Als die schönen Herbsttage vorüber waren, mußte Elisabeth an andere Unterhaltung denken. Daß Mann und Kind ihr doch noch nicht genug waren, gestand sie sich nicht. Sie sah sich nach passendem Umgang um, und das war auch kein Unrecht. Sie dachte an Pastor Kurtius und Assessor Bornes. Ein Verkehr mit diesen Leuten würde ihr und ihrem Mann natürlich lieber sein, als der so sehr fade und langweilige Kreis bei Bonsaks. Eines Morgens nach der Kirche überlegte sie es mit ihrem Manne und war ganz erfüllt von der Aussicht. Wir kommen dann regelmäßig mit ihnen zusammen, sagte sie, ihr Männer lest uns schöne Sachen vor, wie sie es in Berlin bei Generals thun, wir musiziren zusammen und singen Choräle. Wir können auch Missionsschriften lesen, fuhr sie eifrig fort, und Du, lieber Otto, – sie küßte ihm die Hand und sah ihn bittend an, – Du erlaubst mir, daß ich an dem Missionsverein theilnehme, Du glaubst gar nicht, wie nöthig mir so etwas ist.

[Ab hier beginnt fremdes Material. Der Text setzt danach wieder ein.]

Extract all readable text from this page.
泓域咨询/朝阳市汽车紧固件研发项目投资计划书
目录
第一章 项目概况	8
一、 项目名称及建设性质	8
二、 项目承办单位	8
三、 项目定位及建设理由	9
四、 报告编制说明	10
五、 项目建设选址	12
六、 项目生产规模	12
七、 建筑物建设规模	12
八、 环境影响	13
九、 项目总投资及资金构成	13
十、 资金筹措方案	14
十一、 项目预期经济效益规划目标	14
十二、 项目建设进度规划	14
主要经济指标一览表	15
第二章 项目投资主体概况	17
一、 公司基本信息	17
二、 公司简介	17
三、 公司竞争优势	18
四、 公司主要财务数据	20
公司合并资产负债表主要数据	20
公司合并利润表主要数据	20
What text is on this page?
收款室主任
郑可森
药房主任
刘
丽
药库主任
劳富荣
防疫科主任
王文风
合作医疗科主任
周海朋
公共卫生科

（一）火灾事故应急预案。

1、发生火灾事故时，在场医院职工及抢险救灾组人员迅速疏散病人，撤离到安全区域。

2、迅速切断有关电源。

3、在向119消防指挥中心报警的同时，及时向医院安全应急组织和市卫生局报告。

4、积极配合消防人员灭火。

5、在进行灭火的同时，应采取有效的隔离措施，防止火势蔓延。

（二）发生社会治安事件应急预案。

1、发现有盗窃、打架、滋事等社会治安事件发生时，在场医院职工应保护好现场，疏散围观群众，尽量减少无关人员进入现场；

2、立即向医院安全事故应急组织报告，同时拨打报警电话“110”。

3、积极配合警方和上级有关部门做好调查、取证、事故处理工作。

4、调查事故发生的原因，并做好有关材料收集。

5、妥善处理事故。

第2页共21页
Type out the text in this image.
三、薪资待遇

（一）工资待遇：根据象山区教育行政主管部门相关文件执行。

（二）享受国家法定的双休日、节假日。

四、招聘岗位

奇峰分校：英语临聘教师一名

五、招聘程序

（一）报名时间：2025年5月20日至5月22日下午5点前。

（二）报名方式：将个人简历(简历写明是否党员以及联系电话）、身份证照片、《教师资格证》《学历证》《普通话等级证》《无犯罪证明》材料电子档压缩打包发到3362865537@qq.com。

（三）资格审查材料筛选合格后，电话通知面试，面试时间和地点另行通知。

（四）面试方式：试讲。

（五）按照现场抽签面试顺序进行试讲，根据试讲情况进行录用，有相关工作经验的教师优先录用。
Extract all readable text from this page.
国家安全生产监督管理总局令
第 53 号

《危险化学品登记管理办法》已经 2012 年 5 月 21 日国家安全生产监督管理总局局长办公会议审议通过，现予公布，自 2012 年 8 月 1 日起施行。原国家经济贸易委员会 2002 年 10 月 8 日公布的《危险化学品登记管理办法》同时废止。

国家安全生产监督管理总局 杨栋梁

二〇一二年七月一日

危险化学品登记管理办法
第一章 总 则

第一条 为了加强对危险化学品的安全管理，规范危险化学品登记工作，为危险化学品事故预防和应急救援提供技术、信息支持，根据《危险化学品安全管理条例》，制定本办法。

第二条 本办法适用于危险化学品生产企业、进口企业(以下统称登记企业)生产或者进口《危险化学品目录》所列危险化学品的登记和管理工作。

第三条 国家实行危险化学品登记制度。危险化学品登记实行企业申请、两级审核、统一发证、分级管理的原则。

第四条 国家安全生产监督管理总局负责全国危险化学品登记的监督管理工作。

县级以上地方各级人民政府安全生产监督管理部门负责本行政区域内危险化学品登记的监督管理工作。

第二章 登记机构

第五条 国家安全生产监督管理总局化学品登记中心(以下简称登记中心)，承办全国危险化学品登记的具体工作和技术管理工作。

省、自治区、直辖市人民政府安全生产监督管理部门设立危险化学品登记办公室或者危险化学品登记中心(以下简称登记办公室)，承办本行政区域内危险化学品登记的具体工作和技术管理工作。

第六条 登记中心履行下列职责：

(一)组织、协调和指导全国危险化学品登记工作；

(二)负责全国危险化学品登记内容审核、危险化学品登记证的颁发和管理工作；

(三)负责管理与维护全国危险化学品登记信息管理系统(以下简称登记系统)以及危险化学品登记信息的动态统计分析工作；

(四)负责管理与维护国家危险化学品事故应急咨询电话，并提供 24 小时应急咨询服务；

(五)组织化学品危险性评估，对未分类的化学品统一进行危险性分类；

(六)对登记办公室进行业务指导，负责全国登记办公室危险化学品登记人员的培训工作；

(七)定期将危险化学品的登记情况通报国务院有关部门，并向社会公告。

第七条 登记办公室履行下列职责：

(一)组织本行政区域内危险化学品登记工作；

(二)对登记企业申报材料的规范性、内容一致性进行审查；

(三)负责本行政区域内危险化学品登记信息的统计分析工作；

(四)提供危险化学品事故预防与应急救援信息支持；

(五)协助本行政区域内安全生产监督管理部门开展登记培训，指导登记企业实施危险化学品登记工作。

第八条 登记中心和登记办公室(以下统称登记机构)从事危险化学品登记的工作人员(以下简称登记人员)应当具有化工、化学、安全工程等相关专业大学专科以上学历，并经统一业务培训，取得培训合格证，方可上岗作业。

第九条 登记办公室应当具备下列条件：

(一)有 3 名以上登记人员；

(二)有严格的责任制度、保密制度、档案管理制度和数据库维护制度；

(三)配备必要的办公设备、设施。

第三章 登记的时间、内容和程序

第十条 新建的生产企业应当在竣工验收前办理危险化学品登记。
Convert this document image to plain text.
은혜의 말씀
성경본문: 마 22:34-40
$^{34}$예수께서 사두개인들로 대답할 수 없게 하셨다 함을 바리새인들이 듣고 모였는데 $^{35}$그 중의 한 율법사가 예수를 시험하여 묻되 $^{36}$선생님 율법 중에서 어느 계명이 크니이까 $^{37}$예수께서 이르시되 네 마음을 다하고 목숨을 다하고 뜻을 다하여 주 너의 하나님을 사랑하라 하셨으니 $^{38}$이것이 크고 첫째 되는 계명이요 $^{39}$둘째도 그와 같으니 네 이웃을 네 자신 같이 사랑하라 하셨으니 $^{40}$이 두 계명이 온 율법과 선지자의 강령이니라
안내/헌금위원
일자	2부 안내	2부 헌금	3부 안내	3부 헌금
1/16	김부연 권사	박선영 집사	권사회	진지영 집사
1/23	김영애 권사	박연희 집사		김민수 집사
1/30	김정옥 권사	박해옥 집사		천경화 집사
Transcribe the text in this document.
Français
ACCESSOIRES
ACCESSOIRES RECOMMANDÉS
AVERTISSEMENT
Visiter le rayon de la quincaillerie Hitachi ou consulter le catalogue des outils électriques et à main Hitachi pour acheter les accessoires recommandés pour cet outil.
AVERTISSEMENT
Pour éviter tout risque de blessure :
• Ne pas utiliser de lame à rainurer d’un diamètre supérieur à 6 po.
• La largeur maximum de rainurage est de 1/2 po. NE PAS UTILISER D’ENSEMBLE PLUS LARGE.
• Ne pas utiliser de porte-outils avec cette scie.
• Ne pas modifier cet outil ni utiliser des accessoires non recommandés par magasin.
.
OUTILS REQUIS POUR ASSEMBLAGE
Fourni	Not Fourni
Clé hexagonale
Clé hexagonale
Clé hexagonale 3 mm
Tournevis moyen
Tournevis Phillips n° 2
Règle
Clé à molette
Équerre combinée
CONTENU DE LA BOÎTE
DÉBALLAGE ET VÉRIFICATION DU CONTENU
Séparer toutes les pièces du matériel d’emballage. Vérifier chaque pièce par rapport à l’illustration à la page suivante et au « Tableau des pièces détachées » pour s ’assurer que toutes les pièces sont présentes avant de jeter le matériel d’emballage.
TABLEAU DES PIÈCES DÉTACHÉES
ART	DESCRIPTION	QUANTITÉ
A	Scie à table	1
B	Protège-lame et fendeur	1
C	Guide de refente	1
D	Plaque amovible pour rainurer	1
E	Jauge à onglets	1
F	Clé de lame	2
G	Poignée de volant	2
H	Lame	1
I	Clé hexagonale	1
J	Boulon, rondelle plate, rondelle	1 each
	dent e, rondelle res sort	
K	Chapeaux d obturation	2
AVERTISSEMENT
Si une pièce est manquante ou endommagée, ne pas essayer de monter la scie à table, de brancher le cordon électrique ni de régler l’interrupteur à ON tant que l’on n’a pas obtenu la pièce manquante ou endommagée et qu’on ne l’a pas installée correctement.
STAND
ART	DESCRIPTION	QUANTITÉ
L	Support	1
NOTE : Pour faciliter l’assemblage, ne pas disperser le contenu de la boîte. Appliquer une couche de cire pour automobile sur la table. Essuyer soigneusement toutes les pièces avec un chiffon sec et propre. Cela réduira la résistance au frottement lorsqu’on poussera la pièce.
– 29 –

Er war so nachdenklich, er sah ihr auch freundlich in die hellen Augen, aber er sagte seufzend: Denke Dir, Elisabeth, wenn ich mich ganz von meinem Bekanntenkreise zurückziehe, wenn ich ein Kränzchen mit andern Freunden einrichte, ob ich wohl überhaupt hier weiter leben könnte. Wenn ich nicht Militär wäre, oder wenn ich Gesinnungsgenossen unter meinen Kameraden hätte! Ich sehe die Möglichkeit nicht vor mir, die Rücksichten, die mir als jüngerem Offizier obliegen, so ganz aus den Augen zu setzen.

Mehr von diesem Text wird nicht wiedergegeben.